Мафия в родне - страница 12



Проходя по прохладным залам и рассматривая картины, предметы мебели, письма непоседы Колумба, я остановилась у витрины со скрипкой, созданной внуком знаменитого Андреа Гварнери и завещанной Генуе Паганини. Это был любимый инструмент маэстро, и он называл ее «пушка», а после смерти хозяина ее стали называть «Вдовой Паганини». Эту скрипку юный музыкант получил в подарок в возрасте семнадцати лет от какого-то купца, потрясенного его мастерством. Юноша умел извлекать из скрипки звуки пения птиц, шума ветра и даже человеческого голоса. В наши дни «пушка» все еще звучит: победитель музыкального конкурса имени Паганини играет на ней для полного зала почитателей скрипичной музыки.

С потолка свисали огромные тяжелые хрустальные люстры. Обитые вытершимся бархатом стулья окружали стол с мраморной столешницей, картины на стенах соседствовали с мраморными барельефами. Тяжеловесная красота 17—18 веков оказывала на меня существенное эстетическое давление. Я не признавала этот интерьер своим. Мне по вкусу более простые линии, мягкие полутона, не утомляющие моего зрения.

Устав от созерцания всего этого великолепия, я уже повернула обратно, утомленно скользя взглядом по раритетам, сопровождавшим меня к выходу, как что-то в картине в углу зала привлекло мое внимание. Когда выходишь из музеев, инстинктивно ускоряешь ход, и я двигалась уже со скоростью средневекового галеона, торопясь в жаркие объятия каменных улиц. Пришлось затормозить и двинуться к картине правым галсом.

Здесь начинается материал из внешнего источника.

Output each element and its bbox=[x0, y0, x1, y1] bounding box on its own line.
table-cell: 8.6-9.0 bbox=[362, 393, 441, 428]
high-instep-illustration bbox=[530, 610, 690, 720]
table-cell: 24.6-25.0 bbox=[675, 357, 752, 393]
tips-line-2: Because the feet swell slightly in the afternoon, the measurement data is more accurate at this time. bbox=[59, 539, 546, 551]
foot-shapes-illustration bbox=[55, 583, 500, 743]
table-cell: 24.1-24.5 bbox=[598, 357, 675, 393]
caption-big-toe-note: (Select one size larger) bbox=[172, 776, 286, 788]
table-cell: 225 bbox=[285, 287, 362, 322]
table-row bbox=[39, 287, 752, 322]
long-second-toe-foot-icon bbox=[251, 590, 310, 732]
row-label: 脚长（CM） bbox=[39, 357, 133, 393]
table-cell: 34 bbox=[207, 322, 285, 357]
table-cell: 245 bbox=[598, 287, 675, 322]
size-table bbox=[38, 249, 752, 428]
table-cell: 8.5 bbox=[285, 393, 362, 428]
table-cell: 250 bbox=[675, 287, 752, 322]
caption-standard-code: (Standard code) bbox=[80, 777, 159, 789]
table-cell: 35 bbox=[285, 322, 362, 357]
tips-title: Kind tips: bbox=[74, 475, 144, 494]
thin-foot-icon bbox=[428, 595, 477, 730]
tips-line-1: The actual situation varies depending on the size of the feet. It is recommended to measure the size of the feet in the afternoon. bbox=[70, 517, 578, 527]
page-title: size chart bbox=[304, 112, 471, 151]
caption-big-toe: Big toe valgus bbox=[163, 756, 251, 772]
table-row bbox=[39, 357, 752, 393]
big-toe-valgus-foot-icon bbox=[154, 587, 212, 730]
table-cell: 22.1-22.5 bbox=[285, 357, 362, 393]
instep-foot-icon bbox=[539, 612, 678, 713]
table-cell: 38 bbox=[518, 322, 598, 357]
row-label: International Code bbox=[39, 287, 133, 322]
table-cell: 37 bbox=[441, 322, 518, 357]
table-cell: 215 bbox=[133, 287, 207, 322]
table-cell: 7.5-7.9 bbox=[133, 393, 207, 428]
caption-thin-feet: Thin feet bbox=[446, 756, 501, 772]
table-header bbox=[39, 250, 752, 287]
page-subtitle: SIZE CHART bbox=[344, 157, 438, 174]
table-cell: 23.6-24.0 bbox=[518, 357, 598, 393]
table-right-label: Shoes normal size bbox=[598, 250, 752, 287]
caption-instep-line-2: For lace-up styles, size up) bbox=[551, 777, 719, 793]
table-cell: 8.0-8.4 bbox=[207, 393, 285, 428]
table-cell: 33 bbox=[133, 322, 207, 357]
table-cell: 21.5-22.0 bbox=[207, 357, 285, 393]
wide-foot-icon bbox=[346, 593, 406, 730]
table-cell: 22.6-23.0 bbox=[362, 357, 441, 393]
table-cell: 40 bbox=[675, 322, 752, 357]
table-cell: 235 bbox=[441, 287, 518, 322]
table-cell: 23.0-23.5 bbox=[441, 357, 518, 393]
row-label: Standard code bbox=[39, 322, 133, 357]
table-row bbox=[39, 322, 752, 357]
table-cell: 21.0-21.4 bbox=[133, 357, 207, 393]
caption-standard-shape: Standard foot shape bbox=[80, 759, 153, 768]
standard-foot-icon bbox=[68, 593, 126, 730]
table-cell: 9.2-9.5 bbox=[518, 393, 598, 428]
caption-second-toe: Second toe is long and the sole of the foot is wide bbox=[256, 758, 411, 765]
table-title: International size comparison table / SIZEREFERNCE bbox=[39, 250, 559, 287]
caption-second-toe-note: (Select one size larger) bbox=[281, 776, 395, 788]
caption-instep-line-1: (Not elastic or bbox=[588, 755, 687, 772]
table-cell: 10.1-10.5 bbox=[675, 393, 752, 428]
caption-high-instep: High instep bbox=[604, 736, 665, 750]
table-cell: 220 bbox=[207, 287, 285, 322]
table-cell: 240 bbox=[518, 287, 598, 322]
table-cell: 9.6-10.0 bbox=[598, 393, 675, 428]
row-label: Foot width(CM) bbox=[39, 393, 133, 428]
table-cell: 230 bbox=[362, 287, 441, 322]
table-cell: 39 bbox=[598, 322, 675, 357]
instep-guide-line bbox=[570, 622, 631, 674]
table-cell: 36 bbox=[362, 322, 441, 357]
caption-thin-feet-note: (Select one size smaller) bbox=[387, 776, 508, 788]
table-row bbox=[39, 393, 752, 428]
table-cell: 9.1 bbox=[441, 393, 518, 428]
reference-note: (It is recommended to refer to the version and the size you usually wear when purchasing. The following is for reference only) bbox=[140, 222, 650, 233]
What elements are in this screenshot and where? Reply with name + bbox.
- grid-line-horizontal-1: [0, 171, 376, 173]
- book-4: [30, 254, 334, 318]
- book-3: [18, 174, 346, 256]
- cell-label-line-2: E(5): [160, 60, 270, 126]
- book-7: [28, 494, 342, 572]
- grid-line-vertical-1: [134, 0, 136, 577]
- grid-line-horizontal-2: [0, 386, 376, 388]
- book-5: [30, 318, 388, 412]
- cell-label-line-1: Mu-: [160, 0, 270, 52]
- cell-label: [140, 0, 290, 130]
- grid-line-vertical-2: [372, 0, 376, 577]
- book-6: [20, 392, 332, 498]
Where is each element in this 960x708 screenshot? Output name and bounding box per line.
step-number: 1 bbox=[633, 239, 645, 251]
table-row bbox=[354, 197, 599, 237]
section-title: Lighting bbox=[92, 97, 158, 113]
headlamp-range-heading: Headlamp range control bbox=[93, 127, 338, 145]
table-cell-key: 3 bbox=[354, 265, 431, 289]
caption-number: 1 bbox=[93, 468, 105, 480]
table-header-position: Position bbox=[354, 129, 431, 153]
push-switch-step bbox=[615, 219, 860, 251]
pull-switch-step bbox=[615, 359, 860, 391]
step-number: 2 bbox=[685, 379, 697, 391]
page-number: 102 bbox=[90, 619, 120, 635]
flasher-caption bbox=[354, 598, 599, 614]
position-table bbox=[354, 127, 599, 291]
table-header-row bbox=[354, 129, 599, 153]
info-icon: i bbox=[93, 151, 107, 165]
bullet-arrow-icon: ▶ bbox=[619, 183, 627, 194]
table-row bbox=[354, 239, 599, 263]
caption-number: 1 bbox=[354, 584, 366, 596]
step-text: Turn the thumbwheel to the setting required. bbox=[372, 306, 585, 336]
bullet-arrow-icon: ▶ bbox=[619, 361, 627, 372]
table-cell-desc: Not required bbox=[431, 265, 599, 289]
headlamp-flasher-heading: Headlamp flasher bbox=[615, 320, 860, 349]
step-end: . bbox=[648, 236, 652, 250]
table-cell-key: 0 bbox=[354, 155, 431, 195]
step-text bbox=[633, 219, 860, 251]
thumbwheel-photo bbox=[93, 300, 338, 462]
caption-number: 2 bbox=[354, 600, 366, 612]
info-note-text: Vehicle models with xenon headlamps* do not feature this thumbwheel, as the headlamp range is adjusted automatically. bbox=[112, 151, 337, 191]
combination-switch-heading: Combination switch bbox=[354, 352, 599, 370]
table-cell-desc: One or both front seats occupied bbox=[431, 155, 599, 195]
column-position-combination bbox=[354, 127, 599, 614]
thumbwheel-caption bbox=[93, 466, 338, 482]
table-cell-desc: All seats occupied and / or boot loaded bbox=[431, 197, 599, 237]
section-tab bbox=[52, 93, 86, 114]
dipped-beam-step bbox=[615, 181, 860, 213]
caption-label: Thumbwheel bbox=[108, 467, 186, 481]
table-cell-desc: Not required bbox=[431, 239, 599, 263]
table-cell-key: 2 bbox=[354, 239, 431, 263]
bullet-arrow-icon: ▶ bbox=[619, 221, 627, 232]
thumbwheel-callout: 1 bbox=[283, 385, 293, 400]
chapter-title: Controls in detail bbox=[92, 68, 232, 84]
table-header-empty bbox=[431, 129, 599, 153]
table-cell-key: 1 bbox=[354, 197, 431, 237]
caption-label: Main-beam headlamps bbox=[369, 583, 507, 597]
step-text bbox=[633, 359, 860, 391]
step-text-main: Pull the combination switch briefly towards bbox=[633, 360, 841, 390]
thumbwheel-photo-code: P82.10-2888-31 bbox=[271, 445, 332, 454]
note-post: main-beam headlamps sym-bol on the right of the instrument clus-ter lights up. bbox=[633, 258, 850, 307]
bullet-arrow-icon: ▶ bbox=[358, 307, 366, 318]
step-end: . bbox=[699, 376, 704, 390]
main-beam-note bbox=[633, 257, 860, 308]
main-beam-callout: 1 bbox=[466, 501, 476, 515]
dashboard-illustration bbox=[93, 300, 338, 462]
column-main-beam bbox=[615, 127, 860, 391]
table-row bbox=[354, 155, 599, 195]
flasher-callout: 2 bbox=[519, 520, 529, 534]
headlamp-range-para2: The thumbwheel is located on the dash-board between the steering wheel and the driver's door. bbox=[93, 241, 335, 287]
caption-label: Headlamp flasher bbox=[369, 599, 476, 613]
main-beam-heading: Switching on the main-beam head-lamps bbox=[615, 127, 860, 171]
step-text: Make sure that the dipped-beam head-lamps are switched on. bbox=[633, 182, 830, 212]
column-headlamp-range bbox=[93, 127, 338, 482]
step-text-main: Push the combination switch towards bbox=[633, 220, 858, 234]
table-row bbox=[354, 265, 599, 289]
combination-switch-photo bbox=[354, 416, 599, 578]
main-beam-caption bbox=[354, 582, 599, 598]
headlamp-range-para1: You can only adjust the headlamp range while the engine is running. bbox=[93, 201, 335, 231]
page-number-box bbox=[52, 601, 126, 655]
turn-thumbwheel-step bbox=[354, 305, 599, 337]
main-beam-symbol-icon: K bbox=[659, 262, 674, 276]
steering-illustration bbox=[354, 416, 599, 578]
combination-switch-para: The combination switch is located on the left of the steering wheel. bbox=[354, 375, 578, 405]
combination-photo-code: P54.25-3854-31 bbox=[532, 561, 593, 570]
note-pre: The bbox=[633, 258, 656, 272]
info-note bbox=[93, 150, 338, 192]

Дряхлый дож Генуи напряженно сидел в роскошном кресле, за ним на белом фоне два стоящих на задних лапах крылатых льва поддерживали красный крест, над которым реяла корона. Так вот что привлекло мое внимание! Генуэзский герб, чье изображение с детства сопровождало меня на занавесках и скатертях в доме моей бабушки. Я принялась внимательно изучать портрет пожилого, утомленного годами и властью мужчины. Губы ссохлись в узкую линию, лоб прорезали морщины, щеки обвисли, превратившись в грубые брыли. Поза его была напряженной, морщинистые желтые руки судорожно сжимали ручки парадного кресла. На среднем пальце правой надет широкий перстень с большой печаткой. Рисунок на этой печатке был хорошо знаком мне с самого детства – по словам бабушки, это был герб итальянской части нашей семьи!

Скользнув взглядом по надписи, я почти без удивления прочитала: «Пьетро Адорно, дож Генуи 1745—1748 г. г.» Вот оно как! Один из моих предков был дожем! А может быть, только однофамилец… Хотя кольцо на пальце имело тот же рисунок, который хранился у бабушки.

Глава 4

Узкими улочками и еще более узкими и темными переулками, называемыми каруджи, очень похожими на те, в которых девица из «Бриллиантовой руки» заманивала «руссо туристо, облико морале» в притон разврата, я вышла на набережную как раз напротив трехмачтового испанского галеона-реплики «Нептун».

В восьмидесятые годы прошлого века Роман Полански снимал на нем фильм «Пираты». Но фильм провалился, и галеон остался стоять на приколе в Каннах в течение полутора десятков лет. Позже его перегнали в Геную, где он, под тунисским флагом, работает музеем, изредка совершая небольшие круизы, плавая как под парусами, так и на 400-сильном моторе.

На носу судна возвышался Нептун, покровитель мореплавателей, – суровый чернобородый мужчина, со множеством кубиков на прессе, смотревший вдаль из-под козырька левой руки, а в правой сжимавший трезубец. Гардероб его не отличался богатством и состоял из золотистой тряпочки, живописно драпировавший чресла над мускулистыми ногами, за одну из которых цеплялся щекастый пацан-тритон, один из многочисленных внуков Нептуна, дувший в раковину.